Ochs Hans D
Department of Pediatrics, University of Washington School of Medicine, Seattle, WA, USA.
Immunol Res. 2009;44(1-3):84-8. doi: 10.1007/s12026-008-8084-3.
Mutations of the Wiskott-Aldrich Syndrome Protein (WASP) are responsible for classic Wiskott-Aldrich Syndrome (WAS), X-linked thrombocytopenia (XLT), and in rare instances congenital X-linked neutropenia (XLN). WASP is a regulator of actin polymerization in hematopoietic cells with well-defined functional domains that are involved in cell signaling and cell locomotion, immune synapse formation, and apoptosis. Mutations of WASP are located throughout the gene and either inhibit or disregulate normal WASP function. Analysis of a large patient population demonstrates a strong phenotype-genotype correlation. Classic WAS occurs when WASP is absent, XLT when mutated WASP is expressed and XLN when missense mutations occur in the Cdc42-binding site. However, because there are exceptions to this rule it is difficult to predict the long-term prognosis of a given affected boy solely based on the analysis of WASP expression.

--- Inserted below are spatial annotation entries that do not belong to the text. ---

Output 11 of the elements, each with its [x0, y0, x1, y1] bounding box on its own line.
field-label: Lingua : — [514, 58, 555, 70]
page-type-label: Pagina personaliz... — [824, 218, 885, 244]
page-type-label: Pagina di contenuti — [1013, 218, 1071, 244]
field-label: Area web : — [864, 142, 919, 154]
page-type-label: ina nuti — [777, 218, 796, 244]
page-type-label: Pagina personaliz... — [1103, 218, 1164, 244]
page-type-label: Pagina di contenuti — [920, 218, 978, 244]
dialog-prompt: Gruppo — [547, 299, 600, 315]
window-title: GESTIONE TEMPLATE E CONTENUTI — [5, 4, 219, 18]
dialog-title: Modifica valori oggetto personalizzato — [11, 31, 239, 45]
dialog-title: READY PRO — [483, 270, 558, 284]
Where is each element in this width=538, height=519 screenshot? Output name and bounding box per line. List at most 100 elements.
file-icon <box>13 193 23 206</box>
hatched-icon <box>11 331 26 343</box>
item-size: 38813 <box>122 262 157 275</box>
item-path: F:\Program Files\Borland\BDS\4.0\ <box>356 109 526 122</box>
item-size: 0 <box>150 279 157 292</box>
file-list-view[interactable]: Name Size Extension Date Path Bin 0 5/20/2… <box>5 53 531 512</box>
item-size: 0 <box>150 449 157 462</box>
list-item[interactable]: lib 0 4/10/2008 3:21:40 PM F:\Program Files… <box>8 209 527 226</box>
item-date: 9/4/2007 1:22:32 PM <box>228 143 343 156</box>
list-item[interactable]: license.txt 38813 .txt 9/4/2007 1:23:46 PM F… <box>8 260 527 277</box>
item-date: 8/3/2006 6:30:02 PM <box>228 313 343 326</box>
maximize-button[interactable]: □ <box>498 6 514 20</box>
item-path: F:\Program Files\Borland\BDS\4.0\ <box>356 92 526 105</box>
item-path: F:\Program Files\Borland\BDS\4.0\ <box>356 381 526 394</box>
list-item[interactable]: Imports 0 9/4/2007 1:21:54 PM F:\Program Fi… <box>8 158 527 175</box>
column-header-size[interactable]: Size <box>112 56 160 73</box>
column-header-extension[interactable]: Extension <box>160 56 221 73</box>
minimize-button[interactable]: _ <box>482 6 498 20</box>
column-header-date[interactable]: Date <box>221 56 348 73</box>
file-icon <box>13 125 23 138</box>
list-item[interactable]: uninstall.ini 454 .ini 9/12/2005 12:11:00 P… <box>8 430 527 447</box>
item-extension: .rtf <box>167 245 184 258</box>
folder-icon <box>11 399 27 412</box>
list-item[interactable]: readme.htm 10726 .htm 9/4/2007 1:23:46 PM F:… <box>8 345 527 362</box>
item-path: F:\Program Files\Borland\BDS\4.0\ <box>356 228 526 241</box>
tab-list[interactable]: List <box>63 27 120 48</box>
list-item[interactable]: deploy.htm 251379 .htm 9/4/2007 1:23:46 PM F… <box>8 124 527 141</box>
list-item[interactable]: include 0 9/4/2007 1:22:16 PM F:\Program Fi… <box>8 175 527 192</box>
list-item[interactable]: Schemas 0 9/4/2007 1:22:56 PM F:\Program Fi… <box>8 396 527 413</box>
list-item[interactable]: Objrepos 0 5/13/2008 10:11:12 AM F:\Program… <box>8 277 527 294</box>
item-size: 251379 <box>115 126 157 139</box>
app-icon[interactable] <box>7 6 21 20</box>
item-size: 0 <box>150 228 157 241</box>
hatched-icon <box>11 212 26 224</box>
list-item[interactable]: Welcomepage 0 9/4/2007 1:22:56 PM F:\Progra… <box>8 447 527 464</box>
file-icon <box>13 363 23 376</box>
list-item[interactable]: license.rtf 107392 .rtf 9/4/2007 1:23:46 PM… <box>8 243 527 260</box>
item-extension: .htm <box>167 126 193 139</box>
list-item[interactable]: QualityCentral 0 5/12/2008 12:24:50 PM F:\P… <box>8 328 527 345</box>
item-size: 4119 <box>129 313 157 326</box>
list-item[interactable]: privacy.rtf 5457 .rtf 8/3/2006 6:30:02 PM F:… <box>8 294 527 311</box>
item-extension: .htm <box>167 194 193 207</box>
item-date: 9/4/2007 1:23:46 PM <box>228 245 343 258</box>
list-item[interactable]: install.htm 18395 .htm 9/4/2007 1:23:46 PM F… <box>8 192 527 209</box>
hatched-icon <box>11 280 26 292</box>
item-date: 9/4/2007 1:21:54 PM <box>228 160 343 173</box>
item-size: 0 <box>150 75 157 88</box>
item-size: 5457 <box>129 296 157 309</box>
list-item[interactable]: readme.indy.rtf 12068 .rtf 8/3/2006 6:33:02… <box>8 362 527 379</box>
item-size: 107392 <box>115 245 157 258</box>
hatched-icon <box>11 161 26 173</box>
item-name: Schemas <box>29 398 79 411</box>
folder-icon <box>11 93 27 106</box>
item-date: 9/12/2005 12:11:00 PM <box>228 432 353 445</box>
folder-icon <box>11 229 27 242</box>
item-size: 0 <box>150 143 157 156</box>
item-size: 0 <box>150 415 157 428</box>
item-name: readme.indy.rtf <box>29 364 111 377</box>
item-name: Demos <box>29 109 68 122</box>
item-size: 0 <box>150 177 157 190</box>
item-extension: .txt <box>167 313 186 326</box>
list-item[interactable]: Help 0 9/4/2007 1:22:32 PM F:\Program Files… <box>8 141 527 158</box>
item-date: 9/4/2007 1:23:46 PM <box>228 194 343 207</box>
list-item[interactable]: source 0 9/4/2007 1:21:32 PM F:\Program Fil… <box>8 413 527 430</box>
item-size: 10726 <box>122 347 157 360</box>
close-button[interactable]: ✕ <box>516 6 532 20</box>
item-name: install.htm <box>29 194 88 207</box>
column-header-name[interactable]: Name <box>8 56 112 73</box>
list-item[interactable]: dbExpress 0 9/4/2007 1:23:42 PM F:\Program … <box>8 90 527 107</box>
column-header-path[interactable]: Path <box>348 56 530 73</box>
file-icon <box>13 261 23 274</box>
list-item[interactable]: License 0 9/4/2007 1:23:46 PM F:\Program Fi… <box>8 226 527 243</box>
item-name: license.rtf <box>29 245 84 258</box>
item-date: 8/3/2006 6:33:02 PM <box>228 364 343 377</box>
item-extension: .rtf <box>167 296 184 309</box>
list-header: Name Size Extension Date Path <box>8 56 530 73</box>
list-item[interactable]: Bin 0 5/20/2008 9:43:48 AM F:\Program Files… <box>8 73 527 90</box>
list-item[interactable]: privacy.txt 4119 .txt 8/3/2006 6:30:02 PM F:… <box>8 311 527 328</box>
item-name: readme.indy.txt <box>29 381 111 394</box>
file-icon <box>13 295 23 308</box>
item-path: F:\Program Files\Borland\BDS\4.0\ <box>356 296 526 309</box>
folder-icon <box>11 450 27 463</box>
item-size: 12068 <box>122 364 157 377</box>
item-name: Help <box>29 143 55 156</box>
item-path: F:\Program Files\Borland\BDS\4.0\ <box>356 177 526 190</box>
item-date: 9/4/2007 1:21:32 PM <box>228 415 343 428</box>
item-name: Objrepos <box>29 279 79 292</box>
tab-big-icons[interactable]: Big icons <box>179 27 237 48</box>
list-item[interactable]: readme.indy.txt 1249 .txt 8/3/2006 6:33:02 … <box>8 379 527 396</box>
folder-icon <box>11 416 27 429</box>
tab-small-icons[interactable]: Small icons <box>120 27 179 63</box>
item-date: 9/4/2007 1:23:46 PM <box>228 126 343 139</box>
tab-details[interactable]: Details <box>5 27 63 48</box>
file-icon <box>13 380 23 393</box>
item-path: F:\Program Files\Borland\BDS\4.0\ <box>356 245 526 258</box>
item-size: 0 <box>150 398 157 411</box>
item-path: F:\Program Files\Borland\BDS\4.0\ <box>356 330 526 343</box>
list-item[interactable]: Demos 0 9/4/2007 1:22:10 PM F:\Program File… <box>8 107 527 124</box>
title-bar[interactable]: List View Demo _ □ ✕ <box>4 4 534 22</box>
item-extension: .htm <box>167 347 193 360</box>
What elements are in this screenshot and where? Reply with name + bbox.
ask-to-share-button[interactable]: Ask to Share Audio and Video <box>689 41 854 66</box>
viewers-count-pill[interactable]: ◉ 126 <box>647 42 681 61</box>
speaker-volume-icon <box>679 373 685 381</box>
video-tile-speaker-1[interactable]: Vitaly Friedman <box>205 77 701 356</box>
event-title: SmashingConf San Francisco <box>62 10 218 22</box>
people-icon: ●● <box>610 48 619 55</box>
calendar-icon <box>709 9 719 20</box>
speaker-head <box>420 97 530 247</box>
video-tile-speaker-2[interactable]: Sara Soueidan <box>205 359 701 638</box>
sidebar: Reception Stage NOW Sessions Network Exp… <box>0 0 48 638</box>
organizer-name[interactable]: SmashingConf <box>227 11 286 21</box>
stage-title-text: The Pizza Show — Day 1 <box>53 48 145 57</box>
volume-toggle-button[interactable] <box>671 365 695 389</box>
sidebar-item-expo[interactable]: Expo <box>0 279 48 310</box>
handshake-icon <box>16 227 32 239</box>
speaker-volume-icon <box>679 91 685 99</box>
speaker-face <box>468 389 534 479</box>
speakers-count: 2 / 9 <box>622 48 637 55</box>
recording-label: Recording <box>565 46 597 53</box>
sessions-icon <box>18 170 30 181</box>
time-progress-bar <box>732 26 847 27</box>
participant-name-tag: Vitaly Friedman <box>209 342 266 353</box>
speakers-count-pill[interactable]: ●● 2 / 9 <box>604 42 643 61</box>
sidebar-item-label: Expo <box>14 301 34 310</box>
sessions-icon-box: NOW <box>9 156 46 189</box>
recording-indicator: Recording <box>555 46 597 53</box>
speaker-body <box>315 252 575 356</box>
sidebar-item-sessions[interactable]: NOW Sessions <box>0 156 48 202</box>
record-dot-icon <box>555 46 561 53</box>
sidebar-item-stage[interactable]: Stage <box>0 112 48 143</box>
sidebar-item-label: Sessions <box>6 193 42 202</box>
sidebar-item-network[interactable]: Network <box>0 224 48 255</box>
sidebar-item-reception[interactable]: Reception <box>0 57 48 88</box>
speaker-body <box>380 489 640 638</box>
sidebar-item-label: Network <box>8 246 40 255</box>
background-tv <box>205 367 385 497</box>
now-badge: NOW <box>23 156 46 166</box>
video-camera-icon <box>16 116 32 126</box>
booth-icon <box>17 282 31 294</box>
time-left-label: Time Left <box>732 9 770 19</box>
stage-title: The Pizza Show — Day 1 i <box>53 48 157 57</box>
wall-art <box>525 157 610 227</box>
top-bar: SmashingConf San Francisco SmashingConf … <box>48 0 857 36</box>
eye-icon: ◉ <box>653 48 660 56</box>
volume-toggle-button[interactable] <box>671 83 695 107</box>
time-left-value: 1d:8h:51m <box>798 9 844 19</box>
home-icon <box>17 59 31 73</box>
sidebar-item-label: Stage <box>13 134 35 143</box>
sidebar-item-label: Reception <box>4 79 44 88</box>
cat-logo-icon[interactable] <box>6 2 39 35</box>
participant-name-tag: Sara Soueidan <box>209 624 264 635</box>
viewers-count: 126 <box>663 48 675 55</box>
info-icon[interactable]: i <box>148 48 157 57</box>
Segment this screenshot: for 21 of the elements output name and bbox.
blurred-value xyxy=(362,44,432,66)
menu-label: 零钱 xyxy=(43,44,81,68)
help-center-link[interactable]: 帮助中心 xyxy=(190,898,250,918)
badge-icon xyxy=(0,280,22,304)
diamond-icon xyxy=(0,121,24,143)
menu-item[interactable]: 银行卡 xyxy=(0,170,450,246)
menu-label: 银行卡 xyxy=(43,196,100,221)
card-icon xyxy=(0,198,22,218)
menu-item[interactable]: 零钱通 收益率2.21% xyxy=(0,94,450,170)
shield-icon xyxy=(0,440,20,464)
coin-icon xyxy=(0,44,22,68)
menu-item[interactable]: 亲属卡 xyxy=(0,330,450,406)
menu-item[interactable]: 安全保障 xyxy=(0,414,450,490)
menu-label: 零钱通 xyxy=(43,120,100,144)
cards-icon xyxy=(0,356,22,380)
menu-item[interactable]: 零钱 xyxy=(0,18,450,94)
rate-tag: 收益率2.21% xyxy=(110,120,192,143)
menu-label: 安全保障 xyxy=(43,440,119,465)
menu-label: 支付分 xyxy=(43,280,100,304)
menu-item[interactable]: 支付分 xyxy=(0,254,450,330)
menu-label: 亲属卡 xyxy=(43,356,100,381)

威斯科特-奥尔德里奇综合征蛋白(WASP)的突变是导致典型威斯科特-奥尔德里奇综合征(WAS)、X连锁血小板减少症(XLT)的原因,在罕见情况下也是先天性X连锁中性粒细胞减少症(XLN)的病因。WASP是造血细胞中肌动蛋白聚合的调节因子,具有明确的功能结构域,参与细胞信号传导、细胞运动、免疫突触形成和细胞凋亡。WASP的突变遍布整个基因,要么抑制正常WASP功能,要么使其失调。对大量患者群体的分析表明存在很强的表型-基因型相关性。当WASP缺失时会出现典型的WAS,当突变的WASP表达时会出现XLT,当Cdc42结合位点发生错义突变时会出现XLN。然而,由于存在该规则的例外情况,仅基于对WASP表达的分析很难预测给定患病男孩的长期预后。